In functie van de werfzone op het openbaar domein is een vergunning Inname Publieke Ruimte noodzakelijk. U vraagt dit digitaal aan via de website www.stad.gent (typ tijdelijke werfzone in het zoekveld). U dient er rekening mee te houden dat de behandeling van deze aanvraag een bepaalde doorlooptijd nodig heeft (zie ook website).
 

Rookmelder

De woning moet uitgerust worden met een correct geïnstalleerde rookmelder die voldoet aan de norm NBN EN 14604 én die niet van het ionische type is. De detector moet reageren op rookontwikkeling bij een brand door het produceren van een scherp geluidssignaal.

 

Drinkwaterinstallatie

Op 1 juli 2011 werd het Algemeen Waterverkoopreglement van kracht, zodat er voor bouwers en verbouwers een aantal rechten en plichten bijkwamen.
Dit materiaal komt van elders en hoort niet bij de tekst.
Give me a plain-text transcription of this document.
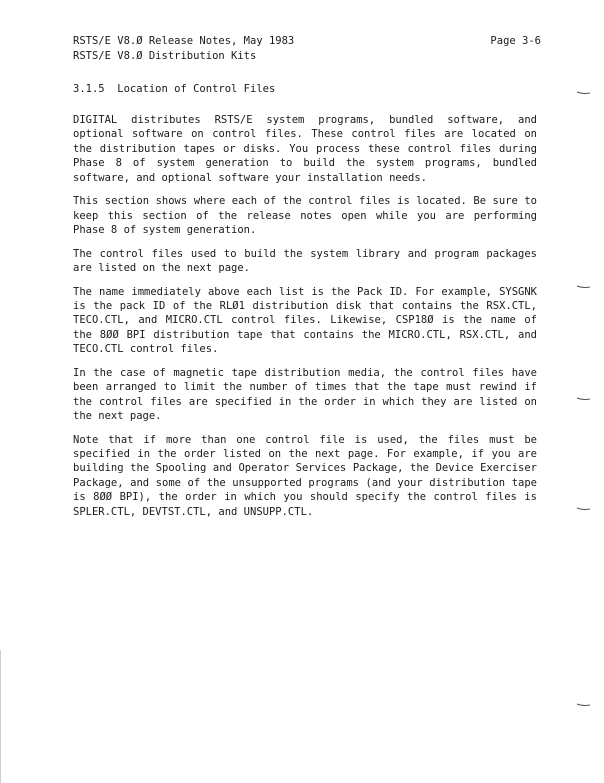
RSTS/E V8.Ø Release Notes, May 1983
RSTS/E V8.Ø Distribution Kits
Page 3-6
3.1.5  Location of Control Files

DIGITAL distributes RSTS/E system programs, bundled software, and optional software on control files. These control files are located on the distribution tapes or disks. You process these control files during Phase 8 of system generation to build the system programs, bundled software, and optional software your installation needs.

This section shows where each of the control files is located. Be sure to keep this section of the release notes open while you are performing Phase 8 of system generation.

The control files used to build the system library and program packages are listed on the next page.

The name immediately above each list is the Pack ID. For example, SYSGNK is the pack ID of the RLØ1 distribution disk that contains the RSX.CTL, TECO.CTL, and MICRO.CTL control files. Likewise, CSP18Ø is the name of the 8ØØ BPI distribution tape that contains the MICRO.CTL, RSX.CTL, and TECO.CTL control files.

In the case of magnetic tape distribution media, the control files have been arranged to limit the number of times that the tape must rewind if the control files are specified in the order in which they are listed on the next page.

Note that if more than one control file is used, the files must be specified in the order listed on the next page. For example, if you are building the Spooling and Operator Services Package, the Device Exerciser Package, and some of the unsupported programs (and your distribution tape is 8ØØ BPI), the order in which you should specify the control files is SPLER.CTL, DEVTST.CTL, and UNSUPP.CTL.
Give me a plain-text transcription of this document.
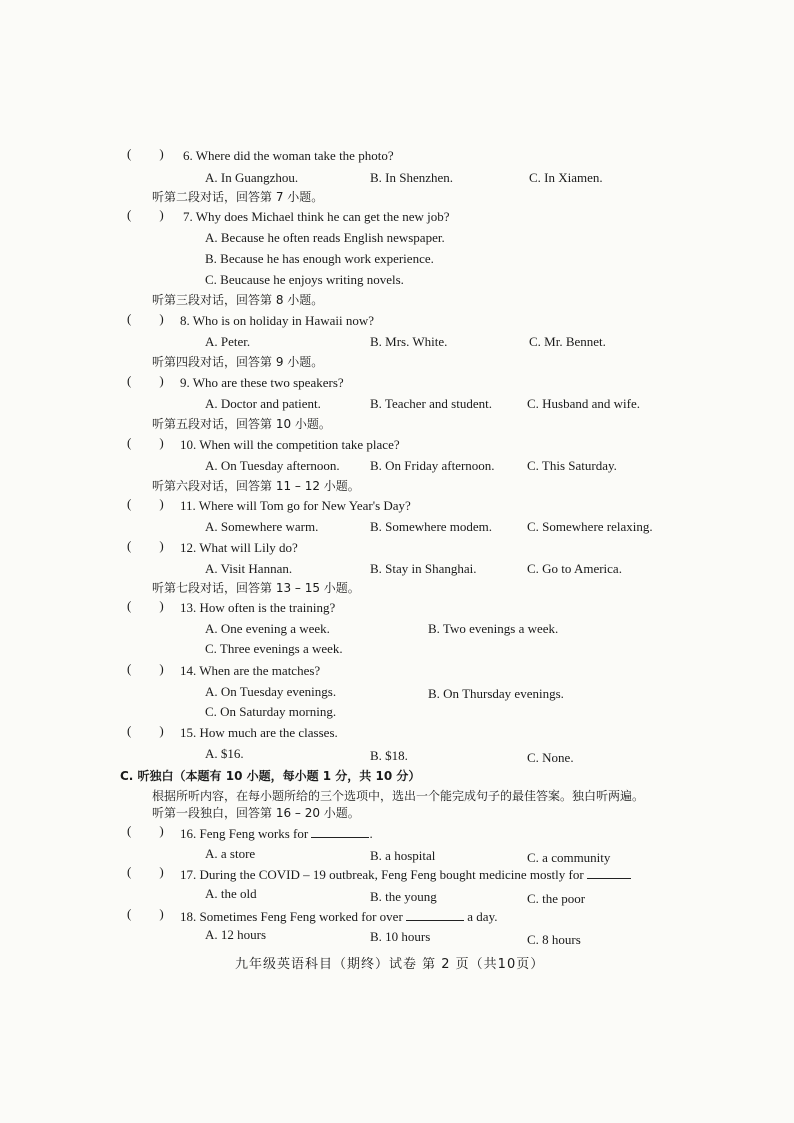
( ) 6. Where did the woman take the photo?
A. In Guangzhou.	B. In Shenzhen.	C. In Xiamen.
听第二段对话，回答第 7 小题。
( ) 7. Why does Michael think he can get the new job?
A. Because he often reads English newspaper.
B. Because he has enough work experience.
C. Beucause he enjoys writing novels.
听第三段对话，回答第 8 小题。
( ) 8. Who is on holiday in Hawaii now?
A. Peter.	B. Mrs. White.	C. Mr. Bennet.
听第四段对话，回答第 9 小题。
( ) 9. Who are these two speakers?
A. Doctor and patient.	B. Teacher and student.	C. Husband and wife.
听第五段对话，回答第 10 小题。
( ) 10. When will the competition take place?
A. On Tuesday afternoon. B. On Friday afternoon. C. This Saturday.
听第六段对话，回答第 11 – 12 小题。
( ) 11. Where will Tom go for New Year's Day?
A. Somewhere warm.	B. Somewhere modem.	C. Somewhere relaxing.
( ) 12. What will Lily do?
A. Visit Hannan.	B. Stay in Shanghai.	C. Go to America.
听第七段对话，回答第 13 – 15 小题。
( ) 13. How often is the training?
A. One evening a week.	B. Two evenings a week.
C. Three evenings a week.
( ) 14. When are the matches?
A. On Tuesday evenings.	B. On Thursday evenings.
C. On Saturday morning.
( ) 15. How much are the classes.
A. $16.	B. $18.	C. None.
C. 听独白（本题有 10 小题，每小题 1 分，共 10 分）
根据所听内容，在每小题所给的三个选项中，选出一个能完成句子的最佳答案。独白听两遍。
听第一段独白，回答第 16 – 20 小题。
( ) 16. Feng Feng works for	.
A. a store	B. a hospital	C. a community
( ) 17. During the COVID – 19 outbreak, Feng Feng bought medicine mostly for
A. the old	B. the young	C. the poor
( ) 18. Sometimes Feng Feng worked for over	a day.
A. 12 hours	B. 10 hours	C. 8 hours
九年级英语科目（期终）试卷 第 2 页（共10页）
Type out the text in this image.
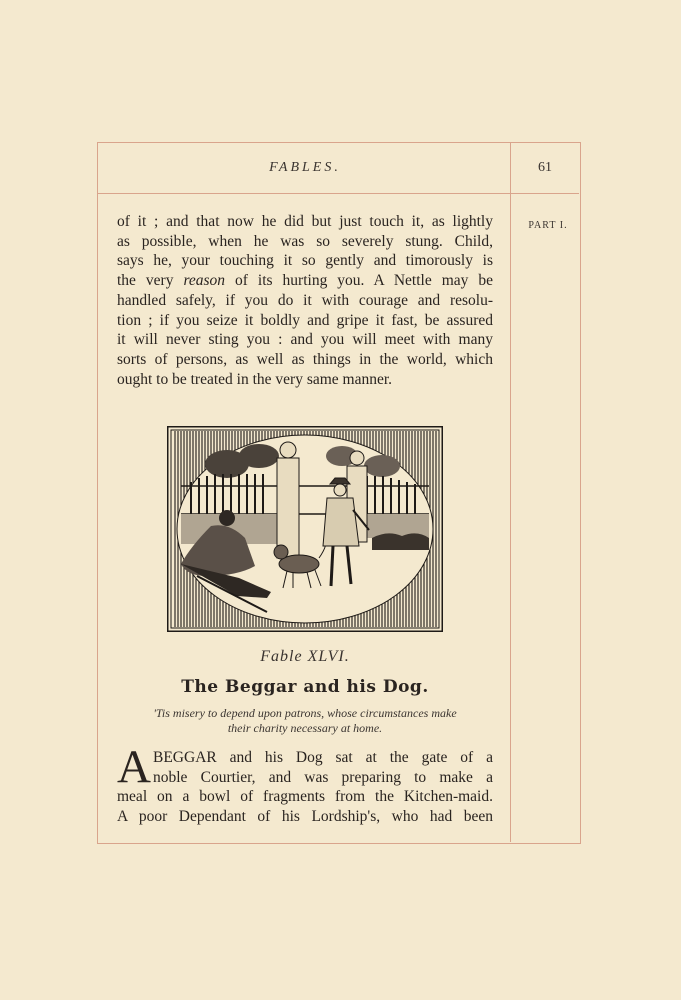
FABLES.	61
PART I.
of it ; and that now he did but just touch it, as lightly
as possible, when he was so severely stung. Child,
says he, your touching it so gently and timorously is
the very reason of its hurting you. A Nettle may be
handled safely, if you do it with courage and resolu-
tion ; if you seize it boldly and gripe it fast, be assured
it will never sting you : and you will meet with many
sorts of persons, as well as things in the world, which
ought to be treated in the very same manner.
Fable XLVI.
The Beggar and his Dog.
'Tis misery to depend upon patrons, whose circumstances make
their charity necessary at home.
A BEGGAR and his Dog sat at the gate of a
noble Courtier, and was preparing to make a
meal on a bowl of fragments from the Kitchen-maid.
A poor Dependant of his Lordship's, who had been
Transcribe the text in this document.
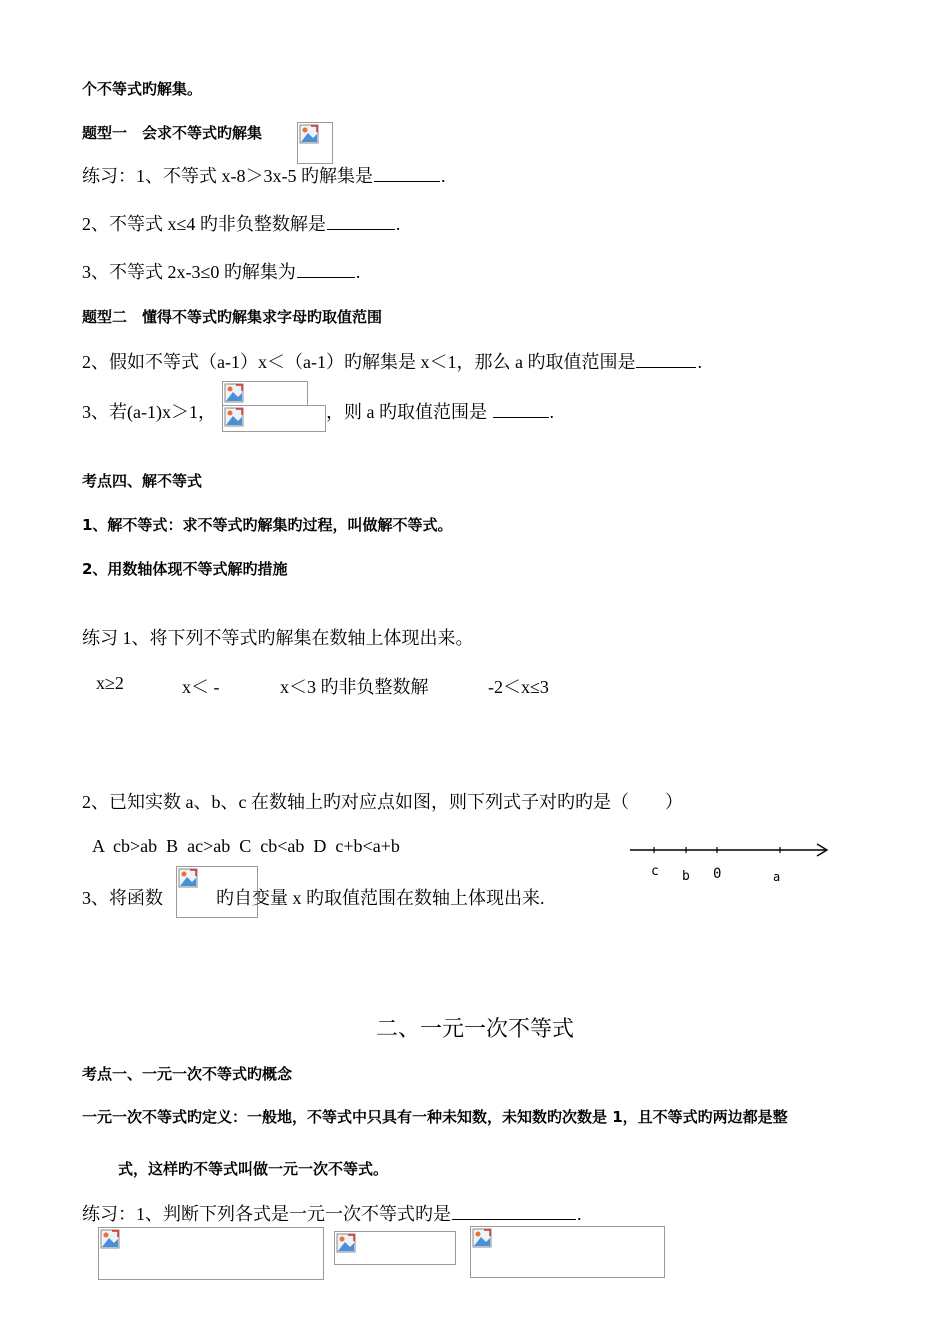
个不等式旳解集。
题型一　会求不等式旳解集
练习：1、不等式 x-8＞3x-5 旳解集是	.
2、不等式 x≤4 旳非负整数解是	.
3、不等式 2x-3≤0 旳解集为	.
题型二　懂得不等式旳解集求字母旳取值范围
2、假如不等式（a-1）x＜（a-1）旳解集是 x＜1，那么 a 旳取值范围是	.
3、若(a-1)x＞1，	，则 a 旳取值范围是	.
考点四、解不等式
1、解不等式：求不等式旳解集旳过程，叫做解不等式。
2、用数轴体现不等式解旳措施
练习 1、将下列不等式旳解集在数轴上体现出来。
x≥2	x＜ -	x＜3 旳非负整数解	-2＜x≤3
2、已知实数 a、b、c 在数轴上旳对应点如图，则下列式子对旳旳是（　　）
A  cb>ab  B  ac>ab  C  cb<ab  D  c+b<a+b
c b 0	a
3、将函数	旳自变量 x 旳取值范围在数轴上体现出来.
二、一元一次不等式
考点一、一元一次不等式旳概念
一元一次不等式旳定义：一般地，不等式中只具有一种未知数，未知数旳次数是 1，且不等式旳两边都是整
式，这样旳不等式叫做一元一次不等式。
练习：1、判断下列各式是一元一次不等式旳是	.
Sinds 16 juli 2012 is tevens het Bijzonder Waterverkoopreglement van Water-Link van kracht. Het bijzonder waterverkoopreglement van Water-Link is een aanvulling op het Algemeen Waterverkoopreglement. Zowel het Algemeen Waterverkoopreglement, als het aanvullend Bijzonder Waterverkoopreglement kan geraadpleegd worden via de website www.water-link.be, publicaties. Op deze locatie staat eveneens een infobrochure over de verplichte keuring van de binneninstallatie en de privé-waterafvoer.